Je ne suis absolument pas d'accord. La recette de l'oeuvre artistique qui pose plus de questions qu'elle n'apporte de réponses est vieille comme le monde, à commencer par Mona Lisa, jusqu'à La Liste de Schindler. On pourrait même aller chercher Hegel : l'Art sert à exprimer ce qu'est notre conscience. Et pour l'exprimer, elle a besoin de questions, pas de réponses toute faites. L'Art est un prélude, un prétexte à l'introspection.
Et là-dessus, contexte de l'époque ou pas, le 8 est bien plus proche de la trilogie originelle, qui apporte beaucoup de questions sur l'univers qu'elle met en place, que de la prélogie. Dans la prélogie, Lucas apporte des réponses : la carrière politique de l'Empereur, la Force expliquée par les midchloriens, comment Vader est devenu Vader, etc., et très peu de questions, il essaie de toutes les résoudre. A l'inverse, le 8, comme la trilogie originelle, nous invite à nous poser des questions, laisse des personnages, des événements à expliquer sans réponse évidente, nous fait travailler notre imaginaire. Et c'est bien parce que votre imaginaire a travaillé entre 6 et 7, peut-être aidé, voire enfermé, parce que vous avez lu de l'UE, que vous vous êtes forgés une image précise de ce que devrait être la postlogie et que donc vous déniez les qualités intrinsèques au 8, simplement déçus de ne pas voir votre imaginaire suivi par l'équipe artistique du film.
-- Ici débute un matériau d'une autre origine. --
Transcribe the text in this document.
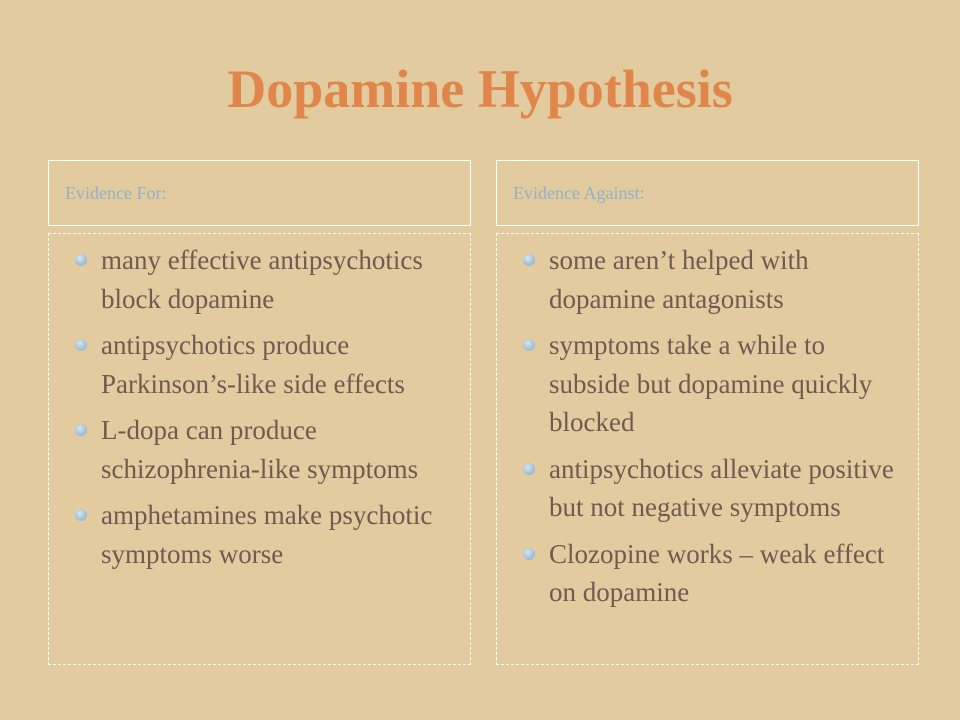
Dopamine Hypothesis
Evidence For:	Evidence Against:
many effective antipsychotics block dopamine
antipsychotics produce Parkinson’s-like side effects
L-dopa can produce schizophrenia-like symptoms
amphetamines make psychotic symptoms worse
some aren’t helped with dopamine antagonists
symptoms take a while to subside but dopamine quickly blocked
antipsychotics alleviate positive but not negative symptoms
Clozopine works – weak effect on dopamine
Donc, je ne souscris pas du tout à cet argument du contexte. La codification de l'univers d'une oeuvre ne dépend pas de son contexte. Prenons les James Bond par exemple. Depuis le premier jusqu'au dernier avec Brosnan, on a des codes qui semblent immuables, mais qui sont dans un univers fini, fermé depuis le premier film : gadgets, belles nanas séduites par 007, méchants diaboliques, etc. James Bond, c'est, avec brio, variation sur un même thème. Prends Kingsman 1, qui se veut plus ou moins parodique de James Bond, mais avec des différences. Dès Kingsman 1, on a déjà tous les codes de l'univers et très peu de questions à la fin du film sur qui est qui et qui fait quoi... Pourtant, on a bien un regard neuf, ce fameux "contexte" de la nouveauté, sur le film d'espionnage.
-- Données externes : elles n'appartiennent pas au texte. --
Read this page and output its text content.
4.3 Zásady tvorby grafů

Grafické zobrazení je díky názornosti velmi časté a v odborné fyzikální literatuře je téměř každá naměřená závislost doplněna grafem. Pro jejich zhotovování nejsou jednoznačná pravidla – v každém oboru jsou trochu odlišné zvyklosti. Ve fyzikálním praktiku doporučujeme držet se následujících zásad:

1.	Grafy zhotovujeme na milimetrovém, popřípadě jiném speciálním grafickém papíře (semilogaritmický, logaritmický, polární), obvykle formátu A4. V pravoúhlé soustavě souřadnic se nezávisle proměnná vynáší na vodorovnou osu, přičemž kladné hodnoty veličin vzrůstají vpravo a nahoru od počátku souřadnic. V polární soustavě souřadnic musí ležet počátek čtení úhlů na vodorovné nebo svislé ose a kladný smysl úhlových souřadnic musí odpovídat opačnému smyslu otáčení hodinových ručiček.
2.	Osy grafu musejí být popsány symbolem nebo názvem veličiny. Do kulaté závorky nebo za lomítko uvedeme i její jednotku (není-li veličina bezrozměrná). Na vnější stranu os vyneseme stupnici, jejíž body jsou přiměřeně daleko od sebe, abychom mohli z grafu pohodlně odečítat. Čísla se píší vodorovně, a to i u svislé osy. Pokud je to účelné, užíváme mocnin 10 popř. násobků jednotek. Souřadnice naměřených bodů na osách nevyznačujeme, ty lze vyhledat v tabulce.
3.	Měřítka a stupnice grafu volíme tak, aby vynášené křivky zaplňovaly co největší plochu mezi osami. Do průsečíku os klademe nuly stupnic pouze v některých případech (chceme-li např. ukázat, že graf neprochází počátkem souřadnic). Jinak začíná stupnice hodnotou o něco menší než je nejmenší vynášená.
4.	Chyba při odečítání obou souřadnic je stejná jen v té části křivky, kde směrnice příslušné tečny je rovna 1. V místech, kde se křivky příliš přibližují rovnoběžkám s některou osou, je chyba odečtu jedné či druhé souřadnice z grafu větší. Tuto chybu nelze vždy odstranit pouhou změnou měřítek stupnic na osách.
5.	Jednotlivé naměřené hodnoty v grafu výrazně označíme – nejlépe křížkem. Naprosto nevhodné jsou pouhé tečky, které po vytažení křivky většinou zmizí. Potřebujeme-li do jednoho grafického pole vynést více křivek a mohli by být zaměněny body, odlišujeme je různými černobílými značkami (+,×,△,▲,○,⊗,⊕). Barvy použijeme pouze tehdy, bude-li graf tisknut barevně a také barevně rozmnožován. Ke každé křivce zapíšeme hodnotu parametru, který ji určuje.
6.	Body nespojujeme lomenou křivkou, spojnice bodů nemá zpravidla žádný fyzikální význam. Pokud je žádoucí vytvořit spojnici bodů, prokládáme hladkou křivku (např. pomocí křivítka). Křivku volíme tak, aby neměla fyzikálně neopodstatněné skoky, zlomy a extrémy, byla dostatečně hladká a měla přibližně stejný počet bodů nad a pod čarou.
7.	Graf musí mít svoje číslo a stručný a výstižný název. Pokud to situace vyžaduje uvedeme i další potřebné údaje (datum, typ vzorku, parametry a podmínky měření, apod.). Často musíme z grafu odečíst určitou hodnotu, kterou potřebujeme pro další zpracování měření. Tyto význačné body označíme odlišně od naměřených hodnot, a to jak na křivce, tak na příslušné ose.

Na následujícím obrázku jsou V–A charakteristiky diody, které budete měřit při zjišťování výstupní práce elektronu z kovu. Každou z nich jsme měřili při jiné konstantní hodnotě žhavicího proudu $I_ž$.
C'est justement cette ultra-ridigification du contexte qui fait que l'épisode 7 est aussi mauvais. JJA n'a pas voulu sortir des codes créés par la trilogie originelle et a pris tellement peu de risques possibles... qu'il a fait une resucée de l'épisode 4. RJ essaie lui de créer des nouveaux codes, sans apporter de réponses définitives, il donne un second souffle à l'univers cinématographique SW par cette absence de réponses. Que ce second souffle ait été déjà initié ou non dans l'UE. On. S'en. Fout. De. L'UE. C'est du papier/comics/jeu vidéo, qui n'est pas, par définition, le support artistique de base de l'oeuvre princeps (je me répète, désolé). Bref, ce second souffle était indispensable pour que l'univers SW continue de maturer, sinon il aurait fini par tourner en rond sur lui-même, en grande partie à cause de toutes les réponses que Lucas a apportées dans la prélogie et qui stérilisent l'imaginaire. RJ choisit d'apporter ce second souffle en semant des champs de questions ouvertes, plutôt qu'en apportant ses propres réponses à lui. Cela suffit à dire que, sur le plan artistique, SW8 est bien du niveau de la trilogie originelle, à mille lieues au-dessus des très fermés prélogie et épisode 7.